Please take an enlightening look at the OpenWebRX_documentation pages and this installation guide. And remember the mentioned three gain values when best selecting “Specify gain stages individually” in the profiles. LNA=16, AMP=0, VGA=16 is a good starter for the shortwave bands. 40,1,30 was best for the VHF/UHF bands with my antenna.

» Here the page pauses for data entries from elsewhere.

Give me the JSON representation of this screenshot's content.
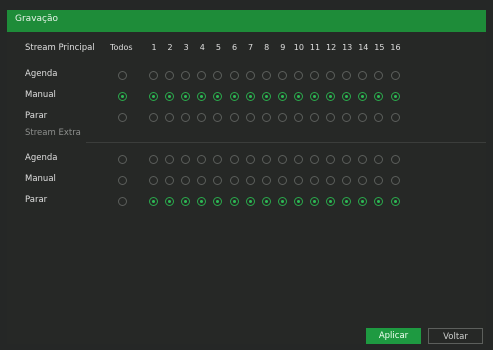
{
  "window": {
    "title": "Gravação"
  },
  "main_section": {
    "label": "Stream Principal"
  },
  "extra_section": {
    "label": "Stream Extra"
  },
  "columns": {
    "all_label": "Todos",
    "channels": [
      "1",
      "2",
      "3",
      "4",
      "5",
      "6",
      "7",
      "8",
      "9",
      "10",
      "11",
      "12",
      "13",
      "14",
      "15",
      "16"
    ]
  },
  "rows": [
    {
      "label": "Agenda",
      "all": false,
      "channels": [
        0,
        0,
        0,
        0,
        0,
        0,
        0,
        0,
        0,
        0,
        0,
        0,
        0,
        0,
        0,
        0
      ]
    },
    {
      "label": "Manual",
      "all": true,
      "channels": [
        1,
        1,
        1,
        1,
        1,
        1,
        1,
        1,
        1,
        1,
        1,
        1,
        1,
        1,
        1,
        1
      ]
    },
    {
      "label": "Parar",
      "all": false,
      "channels": [
        0,
        0,
        0,
        0,
        0,
        0,
        0,
        0,
        0,
        0,
        0,
        0,
        0,
        0,
        0,
        0
      ]
    },
    {
      "label": "Agenda",
      "all": false,
      "channels": [
        0,
        0,
        0,
        0,
        0,
        0,
        0,
        0,
        0,
        0,
        0,
        0,
        0,
        0,
        0,
        0
      ]
    },
    {
      "label": "Manual",
      "all": false,
      "channels": [
        0,
        0,
        0,
        0,
        0,
        0,
        0,
        0,
        0,
        0,
        0,
        0,
        0,
        0,
        0,
        0
      ]
    },
    {
      "label": "Parar",
      "all": false,
      "channels": [
        1,
        1,
        1,
        1,
        1,
        1,
        1,
        1,
        1,
        1,
        1,
        1,
        1,
        1,
        1,
        1
      ]
    }
  ],
  "buttons": {
    "apply": "Aplicar",
    "back": "Voltar"
  },
  "colors": {
    "accent": "#1e8c39",
    "selected": "#2dbb55",
    "background": "#252726"
  }
}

This is not a Flux Capacitor but my test setup 🙂

All these efforts were rewarded with an antenna switch that inserts a filter at the HackRF input that corresponds to the current frequency range. If there would be different Antennas – only an according B-port would be used to select one of them. All this happens in HackRF and Opera Cake completely independently of the actual SDR software used.

OpenWebRX screen
OpenWebSDR in a browser window displaying a decoded FT8 signal at 14.09MHz

In the web browser of an iPad, IPhone or a Windows notebook, I can now – even sitting on the sofa – use the SDR receiver with the switchable filters on all frequencies. After a few years of SWL abstinence, this ultimately led me again to search the amateur radio bands and other frequencies for interesting signals more frequently and much more comfortably. And don’t forget – the HackRF can be a transmitter as well and this constellation (without the active antenna) will do its work for that too.